Binance does not view decentralized protocols as threats to be ignored or marginalized; instead, it actively invests in and promotes DeFi alternatives that still fall within its ecological influence.
(7) What is the conclusion?
The rise of ASTER either marks a turning point in decentralized derivatives trading or becomes Zhao Changpeng's most expensive "I can do it too" to competitors.
On the surface, the platform possesses all the elements for success: multi-chain liquidity, ecological collateral, US stock perpetual contracts, and strong support. The idea of earning yields while trading derivatives sounds wonderful, but it is essential to recognize that innovations in the cryptocurrency space that seem "too good to be true" often are.
The reality of total locked value plummeting from a peak of $2 billion to $655 million may warrant caution: there is a fundamental difference between initial hype and sustainable adoption. When daily TVL drops by 67%, we might question whether these numbers truly represent real users or merely reflect the interests of yield farmers chasing quick profits.
Its token economic model emphasizes long-term community building rather than short-term value capture, a strategy that can be seen as visionary or naively idealistic, depending on one's perspective. Unlike Hyperliquid's proven "revenue-buyback" machine, ASTER's value proposition requires users to believe in the sustainability of a business model that generates 3% margin yields while operating 100x leveraged positions.

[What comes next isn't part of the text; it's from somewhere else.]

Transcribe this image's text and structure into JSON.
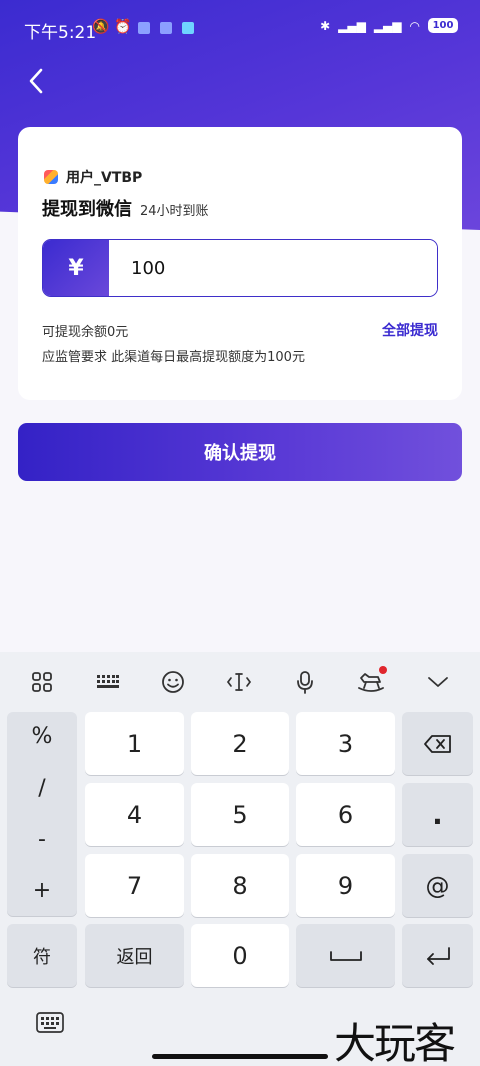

The real test lies in whether the platform can persuade traders to abandon Hyperliquid's well-established infrastructure in favor of a multi-chain experiment supported by the ecosystem that once birthed the 2022 FTX collapse.
When the world's largest exchange feels the need to support DeFi competitors, it suggests that the centralized model may not be as unshakeable as once thought. Whether this move will make ASTER a winner or merely an expensive risk hedge remains to be seen.